Theresa May has vowed to tackle the "burning injustice" of the gender pay gap as the deadline arrives for the UK's largest companies to report their figures.
The Prime Minister used an article in The Telegraph to compare the pay gap to the women's suffrage campaign a century ago, saying "major injustices still hold too many women back".
Her intervention comes as time is running out for firms to publish the average pay gap between male and female workers.
All employers with more than 250 staff have been told to publish their gender pay gap by April 4, although the Press Association understands firms will still be able to submit their figures beyond the midnight deadline.
As of 8am today, nearly all of the 9,000 organisations expected to report their gender pay gap had done so.
Of the 8,874 firms to submit data so far, 78% had a gender pay gap in favour of men, while 14% reported a gap in favour of women. The remaining 8% said they had no gender gap at all.
"A hundred years ago, some women first won the right to vote," the Prime Minister says.
"But for all the welcome progress in the decades since, major injustices still hold too many women back.
"When I became Prime Minister, I committed myself to tackling the burning injustices which mar our society. One such is the gender pay gap."
While the difference in median hourly wages earned by men and women is at an historic low, Mrs May says progress is still too slow and action was needed to close the gap for good within a generation.
"It is essential that we do so. Most importantly, because equality for women is a right, and our whole society is the poorer as long as it remains unrealised," she said.
"There is also a clear economic imperative.
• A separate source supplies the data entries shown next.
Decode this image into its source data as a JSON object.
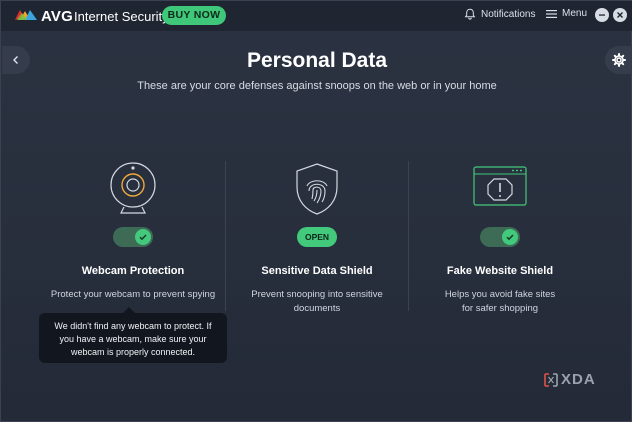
{
  "titlebar": {
    "brand": "AVG",
    "product": "Internet Security",
    "buy_now": "BUY NOW",
    "notifications": "Notifications",
    "menu": "Menu"
  },
  "page": {
    "title": "Personal Data",
    "subtitle": "These are your core defenses against snoops on the web or in your home"
  },
  "features": [
    {
      "name": "Webcam Protection",
      "description": "Protect your webcam to prevent spying",
      "control": "toggle",
      "state": "on"
    },
    {
      "name": "Sensitive Data Shield",
      "description": "Prevent snooping into sensitive documents",
      "control": "button",
      "button_label": "OPEN"
    },
    {
      "name": "Fake Website Shield",
      "description": "Helps you avoid fake sites for safer shopping",
      "control": "toggle",
      "state": "on"
    }
  ],
  "tooltip": {
    "text": "We didn't find any webcam to protect. If you have a webcam, make sure your webcam is properly connected."
  },
  "watermark": "XDA",
  "colors": {
    "accent_green": "#42c97b",
    "background": "#2a3140",
    "titlebar": "#1f2531"
  }
}
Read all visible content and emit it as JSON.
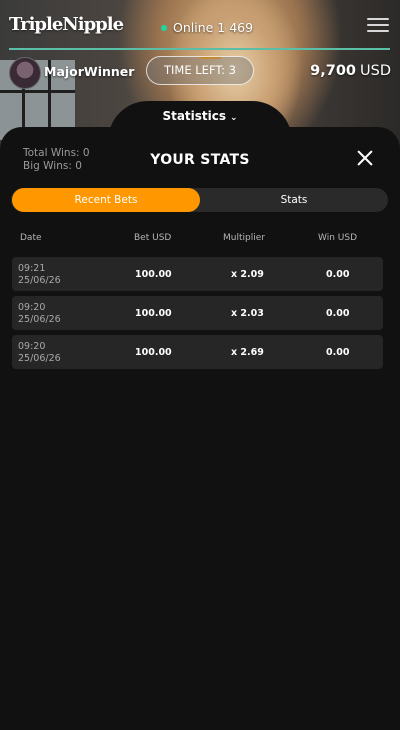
{
  "header": {
    "logo": "TripleNipple",
    "online_label": "Online 1 469"
  },
  "user": {
    "name": "MajorWinner",
    "time_left": "TIME LEFT: 3",
    "balance_amount": "9,700",
    "balance_currency": "USD"
  },
  "statistics_tab": {
    "label": "Statistics",
    "chevron": "⌄"
  },
  "panel": {
    "total_wins": "Total Wins: 0",
    "big_wins": "Big Wins: 0",
    "title": "YOUR STATS",
    "tabs": [
      {
        "label": "Recent Bets",
        "active": true
      },
      {
        "label": "Stats",
        "active": false
      }
    ],
    "columns": [
      "Date",
      "Bet USD",
      "Multiplier",
      "Win USD"
    ],
    "rows": [
      {
        "time": "09:21",
        "date": "25/06/26",
        "bet": "100.00",
        "multiplier": "x 2.09",
        "win": "0.00"
      },
      {
        "time": "09:20",
        "date": "25/06/26",
        "bet": "100.00",
        "multiplier": "x 2.03",
        "win": "0.00"
      },
      {
        "time": "09:20",
        "date": "25/06/26",
        "bet": "100.00",
        "multiplier": "x 2.69",
        "win": "0.00"
      }
    ]
  },
  "colors": {
    "accent": "#ff9800",
    "online_dot": "#1fd6a0",
    "progress_bar": "#5bbfa8"
  },
  "icons": [
    "menu-icon",
    "close-icon",
    "chevron-down-icon",
    "online-dot-icon"
  ]
}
It is estimated that if women and men enjoyed parity in their hours, pay and seniority at work then we could see up to £150 billion added to our GDP."
Mrs May said making the figures public "will make for uncomfortable reading", adding: "By making this information public, organisations will no longer have anywhere to hide.
"We will have established a baseline from which to hold them to account in the future.
"Shareholders and customers will expect to see improvements, and will be able to hold organisations to account if they fail to achieve them."
She also called on workplaces to rid themselves of "outdated stereotypes" and recognise that everyone brings their own experience into their role.